Are the outputs of VSTs not "computer generated"? You can fumble around on a keyboard just moving up and down until you find the pitch you want, and the software will output an orchestral swell of dozens of instruments that take years and years to master, with none of that effort expended by the one mashing the keyboard.

Is that sound computer-assisted or computer-generated in your estimation? Much the same with AI images. It's not fundamentally different from any other computerized tool.

[–] [email protected] 6 points 7 months ago

That's pretty reductive and bad comparison. Your example boils down to saying that you could argue guitarist is a machine assisted.

[–] [email protected] 0 points 7 months ago* (last edited 7 months ago) (1 children)

Again, ASSISTED ≠ CREATED. I don’t know how this is difficult for you.

Assisted requires foreknowledge of skill/talent. Like a guitarist using an effect pedal to enhance his sound.

Created leans entirely on the hardware/software combo to do the heavy lifting.

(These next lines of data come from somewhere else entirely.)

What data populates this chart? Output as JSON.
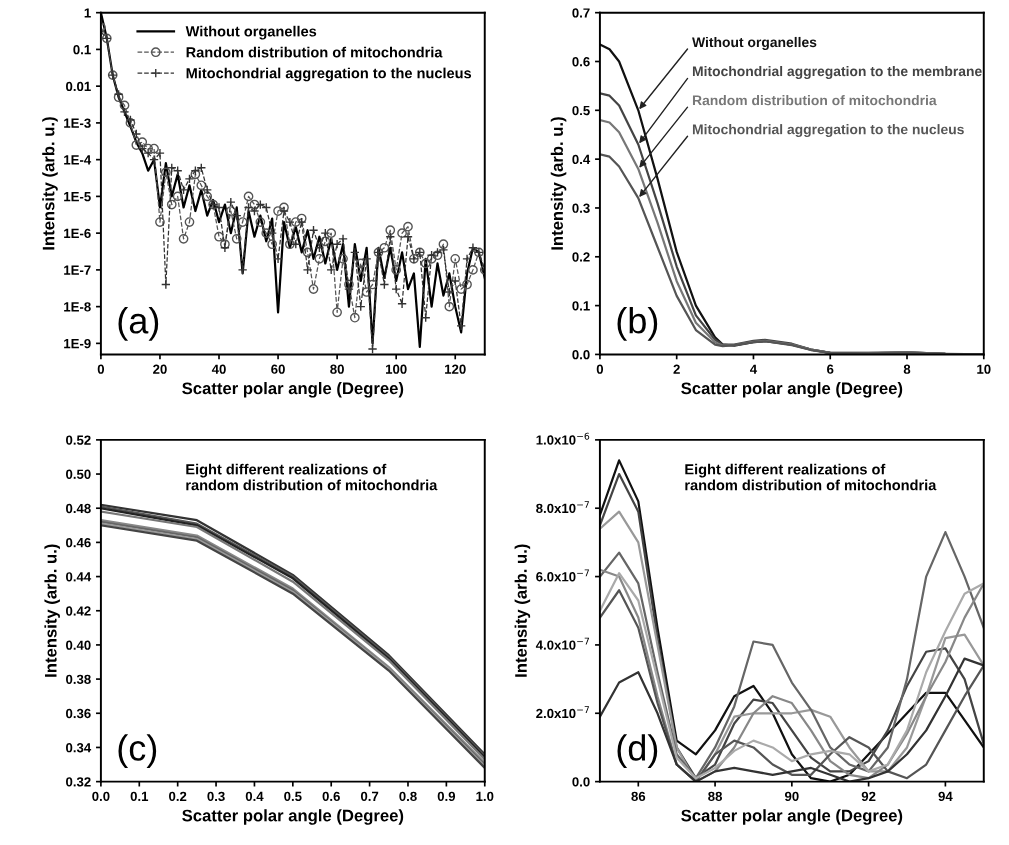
{
  "chart_data": [
    {
      "type": "line",
      "xlabel": "Scatter polar angle (Degree)",
      "ylabel": "Intensity (arb. u.)",
      "log": true,
      "legend": "top right",
      "xlim": [
        0,
        130
      ],
      "xticks": [
        0,
        20,
        40,
        60,
        80,
        100,
        120
      ],
      "ylim": [
        5e-10,
        1
      ],
      "yticks": [
        1,
        0.1,
        0.01,
        {
          "value": 0.001,
          "label": "1E-3"
        },
        {
          "value": 0.0001,
          "label": "1E-4"
        },
        {
          "value": 1e-05,
          "label": "1E-5"
        },
        {
          "value": 1e-06,
          "label": "1E-6"
        },
        {
          "value": 1e-07,
          "label": "1E-7"
        },
        {
          "value": 1e-08,
          "label": "1E-8"
        },
        {
          "value": 1e-09,
          "label": "1E-9"
        }
      ],
      "annotations": [
        "(a)"
      ],
      "x": [
        0,
        2,
        4,
        6,
        8,
        10,
        12,
        14,
        16,
        18,
        20,
        22,
        24,
        26,
        28,
        30,
        32,
        34,
        36,
        38,
        40,
        42,
        44,
        46,
        48,
        50,
        52,
        54,
        56,
        58,
        60,
        62,
        64,
        66,
        68,
        70,
        72,
        74,
        76,
        78,
        80,
        82,
        84,
        86,
        88,
        90,
        92,
        94,
        96,
        98,
        100,
        102,
        104,
        106,
        108,
        110,
        112,
        114,
        116,
        118,
        120,
        122,
        124,
        126,
        128,
        130
      ],
      "series": [
        {
          "name": "Without organelles",
          "color": "#000000",
          "marker": "none",
          "line_style": "solid",
          "values": [
            1,
            0.2,
            0.02,
            0.005,
            0.002,
            0.0008,
            0.0003,
            0.00015,
            5e-05,
            0.0001,
            5e-06,
            8e-05,
            1e-05,
            4e-05,
            5e-06,
            2e-05,
            4e-06,
            1.5e-05,
            3e-06,
            8e-06,
            2e-06,
            6e-06,
            1e-06,
            5e-06,
            8e-08,
            4e-06,
            8e-07,
            3e-06,
            6e-07,
            2.5e-06,
            7e-09,
            2e-06,
            4e-07,
            1.5e-06,
            3e-07,
            1.2e-06,
            2e-07,
            8e-07,
            1.5e-07,
            7e-07,
            1e-07,
            5e-07,
            1e-08,
            5e-07,
            5e-08,
            4e-07,
            1e-09,
            4e-07,
            6e-08,
            4e-07,
            5e-08,
            3e-07,
            3e-08,
            8e-08,
            8e-10,
            2e-07,
            1e-08,
            1.5e-07,
            2e-08,
            8e-08,
            1e-08,
            2e-09,
            8e-08,
            4e-07,
            3e-07,
            6e-08
          ]
        },
        {
          "name": "Random distribution of mitochondria",
          "color": "#555555",
          "marker": "circle",
          "line_style": "dashed",
          "values": [
            0.4,
            0.2,
            0.02,
            0.005,
            0.003,
            0.001,
            0.00025,
            0.0003,
            0.0002,
            0.0002,
            2e-06,
            4.5e-05,
            6e-06,
            1e-05,
            7e-07,
            2e-06,
            4e-05,
            2e-05,
            1e-05,
            6e-06,
            8e-07,
            5e-07,
            4e-06,
            7e-07,
            2e-06,
            1e-05,
            6e-06,
            2e-06,
            1e-06,
            5e-07,
            4e-06,
            5e-06,
            5e-07,
            2e-06,
            2.5e-06,
            3e-07,
            3e-08,
            2e-07,
            6e-07,
            1e-06,
            7e-09,
            2e-07,
            4e-08,
            5e-09,
            1.5e-07,
            2.5e-08,
            4e-08,
            3e-07,
            4e-07,
            1.2e-06,
            1e-07,
            1e-06,
            1.5e-06,
            2e-07,
            3e-07,
            1.5e-07,
            2e-07,
            2.5e-07,
            5e-07,
            1e-08,
            2e-07,
            3e-08,
            4e-08,
            1e-07,
            3e-07,
            1e-07
          ]
        },
        {
          "name": "Mitochondrial aggregation to the nucleus",
          "color": "#333333",
          "marker": "cross",
          "line_style": "dashed",
          "values": [
            0.3,
            0.2,
            0.02,
            0.006,
            0.002,
            0.0012,
            0.0005,
            0.0002,
            0.00015,
            0.0001,
            0.00015,
            4e-08,
            6e-05,
            5e-05,
            1.5e-05,
            3e-05,
            5e-05,
            6e-05,
            1.5e-05,
            6e-06,
            5e-06,
            4e-07,
            7e-06,
            3e-06,
            1e-07,
            5e-06,
            4e-06,
            6e-06,
            5e-06,
            1e-06,
            2e-07,
            4e-06,
            2e-06,
            5e-07,
            2e-06,
            1e-07,
            1.2e-06,
            4e-07,
            1e-06,
            1e-07,
            5e-07,
            7e-07,
            3e-08,
            3e-07,
            1e-08,
            2e-07,
            7e-10,
            3e-07,
            4e-08,
            8e-07,
            3e-08,
            1.2e-08,
            8e-07,
            2e-07,
            3e-07,
            5e-09,
            2.5e-07,
            3e-07,
            3.5e-07,
            2.5e-08,
            5e-08,
            3e-09,
            2e-07,
            4e-07,
            3e-07,
            1e-07
          ]
        }
      ]
    },
    {
      "type": "line",
      "xlabel": "Scatter polar angle (Degree)",
      "ylabel": "Intensity (arb. u.)",
      "xlim": [
        0,
        10
      ],
      "xticks": [
        0,
        2,
        4,
        6,
        8,
        10
      ],
      "ylim": [
        0,
        0.7
      ],
      "yticks": [
        {
          "value": 0,
          "label": "0.0"
        },
        0.1,
        0.2,
        0.3,
        0.4,
        0.5,
        0.6,
        0.7
      ],
      "annotations": [
        "(b)"
      ],
      "x": [
        0,
        0.25,
        0.5,
        1,
        1.5,
        2,
        2.5,
        3,
        3.2,
        3.5,
        4,
        4.3,
        5,
        5.5,
        6,
        7,
        8,
        9,
        10
      ],
      "series": [
        {
          "name": "Without organelles",
          "color": "#111111",
          "values": [
            0.635,
            0.625,
            0.6,
            0.5,
            0.36,
            0.21,
            0.1,
            0.035,
            0.02,
            0.018,
            0.025,
            0.027,
            0.02,
            0.01,
            0.003,
            0.002,
            0.004,
            0.001,
            0.0
          ]
        },
        {
          "name": "Mitochondrial aggregation to the membrane",
          "color": "#444444",
          "values": [
            0.535,
            0.53,
            0.51,
            0.43,
            0.31,
            0.18,
            0.08,
            0.03,
            0.02,
            0.02,
            0.028,
            0.03,
            0.022,
            0.01,
            0.003,
            0.003,
            0.004,
            0.001,
            0.0
          ]
        },
        {
          "name": "Random distribution of mitochondria",
          "color": "#777777",
          "values": [
            0.48,
            0.475,
            0.455,
            0.38,
            0.27,
            0.15,
            0.065,
            0.025,
            0.018,
            0.019,
            0.026,
            0.028,
            0.02,
            0.01,
            0.003,
            0.003,
            0.004,
            0.001,
            0.0
          ]
        },
        {
          "name": "Mitochondrial aggregation to the nucleus",
          "color": "#555555",
          "values": [
            0.41,
            0.405,
            0.385,
            0.32,
            0.22,
            0.12,
            0.05,
            0.02,
            0.017,
            0.019,
            0.025,
            0.027,
            0.019,
            0.009,
            0.003,
            0.002,
            0.003,
            0.001,
            0.0
          ]
        }
      ]
    },
    {
      "type": "line",
      "xlabel": "Scatter polar angle (Degree)",
      "ylabel": "Intensity (arb. u.)",
      "xlim": [
        0,
        1
      ],
      "xticks": [
        {
          "value": 0,
          "label": "0.0"
        },
        0.1,
        0.2,
        0.3,
        0.4,
        0.5,
        0.6,
        0.7,
        0.8,
        0.9,
        {
          "value": 1,
          "label": "1.0"
        }
      ],
      "ylim": [
        0.32,
        0.52
      ],
      "yticks": [
        0.32,
        0.34,
        0.36,
        0.38,
        {
          "value": 0.4,
          "label": "0.40"
        },
        0.42,
        0.44,
        0.46,
        0.48,
        {
          "value": 0.5,
          "label": "0.50"
        },
        0.52
      ],
      "annotations": [
        "(c)",
        "Eight different realizations of\nrandom distribution of mitochondria"
      ],
      "x": [
        0,
        0.25,
        0.5,
        0.75,
        1
      ],
      "series": [
        {
          "color": "#333333",
          "values": [
            0.482,
            0.473,
            0.441,
            0.394,
            0.336
          ]
        },
        {
          "color": "#555555",
          "values": [
            0.481,
            0.471,
            0.44,
            0.393,
            0.335
          ]
        },
        {
          "color": "#222222",
          "values": [
            0.48,
            0.47,
            0.439,
            0.392,
            0.334
          ]
        },
        {
          "color": "#777777",
          "values": [
            0.478,
            0.469,
            0.437,
            0.391,
            0.333
          ]
        },
        {
          "color": "#888888",
          "values": [
            0.473,
            0.464,
            0.433,
            0.387,
            0.331
          ]
        },
        {
          "color": "#666666",
          "values": [
            0.472,
            0.463,
            0.432,
            0.386,
            0.33
          ]
        },
        {
          "color": "#999999",
          "values": [
            0.471,
            0.462,
            0.431,
            0.386,
            0.329
          ]
        },
        {
          "color": "#444444",
          "values": [
            0.47,
            0.461,
            0.43,
            0.385,
            0.328
          ]
        }
      ]
    },
    {
      "type": "line",
      "xlabel": "Scatter polar angle (Degree)",
      "ylabel": "Intensity (arb. u.)",
      "xlim": [
        85,
        95
      ],
      "xticks": [
        86,
        88,
        90,
        92,
        94
      ],
      "ylim": [
        0,
        1e-06
      ],
      "yticks": [
        {
          "value": 0,
          "label": "0.0"
        },
        {
          "value": 2e-07,
          "label": "2.0x10$^{−7}$"
        },
        {
          "value": 4e-07,
          "label": "4.0x10$^{−7}$"
        },
        {
          "value": 6e-07,
          "label": "6.0x10$^{−7}$"
        },
        {
          "value": 8e-07,
          "label": "8.0x10$^{−7}$"
        },
        {
          "value": 1e-06,
          "label": "1.0x10$^{−6}$"
        }
      ],
      "annotations": [
        "(d)",
        "Eight different realizations of\nrandom distribution of mitochondria"
      ],
      "x": [
        85,
        85.5,
        86,
        86.5,
        87,
        87.5,
        88,
        88.5,
        89,
        89.5,
        90,
        90.5,
        91,
        91.5,
        92,
        92.5,
        93,
        93.5,
        94,
        94.5,
        95
      ],
      "series": [
        {
          "color": "#111111",
          "values": [
            7.8e-07,
            9.4e-07,
            8.2e-07,
            4.5e-07,
            1.2e-07,
            8e-08,
            1.5e-07,
            2.5e-07,
            2.8e-07,
            2e-07,
            8e-08,
            1e-08,
            0,
            2e-08,
            8e-08,
            1.4e-07,
            2e-07,
            2.6e-07,
            2.6e-07,
            1.8e-07,
            1e-07
          ]
        },
        {
          "color": "#444444",
          "values": [
            7.5e-07,
            9e-07,
            7.9e-07,
            4.2e-07,
            1e-07,
            1e-08,
            5e-08,
            1.7e-07,
            2.4e-07,
            2.3e-07,
            1.5e-07,
            7e-08,
            3e-08,
            3e-08,
            6e-08,
            1.5e-07,
            2.8e-07,
            3.8e-07,
            3.9e-07,
            3e-07,
            1.1e-07
          ]
        },
        {
          "color": "#999999",
          "values": [
            7.4e-07,
            7.9e-07,
            7e-07,
            4e-07,
            1e-07,
            0,
            8e-08,
            1.9e-07,
            2e-07,
            2e-07,
            2e-07,
            2.1e-07,
            1.9e-07,
            1e-07,
            3e-08,
            3e-08,
            1e-07,
            2.5e-07,
            4.2e-07,
            4.3e-07,
            3.4e-07
          ]
        },
        {
          "color": "#666666",
          "values": [
            6e-07,
            6.7e-07,
            5.8e-07,
            3.2e-07,
            8e-08,
            1e-08,
            1e-07,
            2.2e-07,
            4.1e-07,
            4e-07,
            2.9e-07,
            2.1e-07,
            1e-07,
            5e-08,
            3e-08,
            1e-07,
            3e-07,
            6e-07,
            7.3e-07,
            6e-07,
            4.5e-07
          ]
        },
        {
          "color": "#888888",
          "values": [
            6.2e-07,
            6e-07,
            4.8e-07,
            2.5e-07,
            5e-08,
            0,
            3e-08,
            1e-07,
            2e-07,
            2.5e-07,
            2.3e-07,
            1.5e-07,
            6e-08,
            2e-08,
            1e-08,
            5e-08,
            1.4e-07,
            2.5e-07,
            3.5e-07,
            4.8e-07,
            5.8e-07
          ]
        },
        {
          "color": "#555555",
          "values": [
            4.8e-07,
            5.6e-07,
            4.5e-07,
            2.3e-07,
            5e-08,
            0,
            8e-08,
            1.2e-07,
            1e-07,
            5e-08,
            2e-08,
            2e-08,
            8e-08,
            1.3e-07,
            1e-07,
            3e-08,
            1e-08,
            5e-08,
            1.5e-07,
            2.5e-07,
            3.4e-07
          ]
        },
        {
          "color": "#333333",
          "values": [
            1.9e-07,
            2.9e-07,
            3.2e-07,
            2e-07,
            5e-08,
            0,
            3e-08,
            4e-08,
            3e-08,
            2e-08,
            3e-08,
            4e-08,
            2e-08,
            0,
            1e-08,
            3e-08,
            8e-08,
            1.5e-07,
            2.5e-07,
            3.6e-07,
            3.4e-07
          ]
        },
        {
          "color": "#aaaaaa",
          "values": [
            5e-07,
            6.1e-07,
            5.3e-07,
            3e-07,
            7e-08,
            1e-08,
            4e-08,
            9e-08,
            1.2e-07,
            1e-07,
            6e-08,
            8e-08,
            9e-08,
            8e-08,
            3e-08,
            5e-08,
            1.5e-07,
            3.2e-07,
            4.4e-07,
            5.5e-07,
            5.8e-07
          ]
        }
      ]
    }
  ]
}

It take ZERO skill to type a sentence into a computer to generate an image. Period. And of argument. I’m sorry this others you; but this is how I see it.

[–] [email protected] 7 points 7 months ago (1 children)

I said in my original post that just typing a prompt isn't an example of skill. I stated that there are people who use both AI and non-AI tools in complex workflows that include a ton of manual work, and in those cases it's disingenuous to write off the process as not being creative.

I'm not sure exactly what you're arguing against, but it isn't the position I took. Seems like a reading comprehension issue.

[–] [email protected] -3 points 7 months ago (2 children)

My point is that AI generated pictures aren’t art. Period.

I’m not arguing nuance. My opinion is across the board- no nuance. No argument… it’s not art.

[–] [email protected] 6 points 7 months ago (1 children)

Would you call a person that creates paintings by cutting images from magazines an artist?

What if the person cuts the images from AI generated content?

[–] [email protected] 1 points 7 months ago* (last edited 7 months ago)

I would. Because they came up with the idea in their brain and did the skilled work it took to create it. They didn’t have a computer do it for them.

You’re not going to make a point here. Because ag the end of the day, no matter what example you use, it’ll always be that SOMEONE is actually doing the creative heavy lifting instead of a computer doing it for someone that takes the credit.

AI images aren’t art. And if it absolutely HAS to be called such, than at the bare minimum, the PC used to create it takes ALL the credit for it- not the hack that typed in a descriptive sentence.

[–] [email protected] 3 points 7 months ago (1 children)

The issue with your categorical "no nuance" stance is that there is nuance in the world.

[–] [email protected] -1 points 7 months ago* (last edited 7 months ago)

Not all things are nuanced. Sometimes some things just are what they are, or aren’t what we want them to be.

AI imagery isn’t art and those that make it aren’t artists.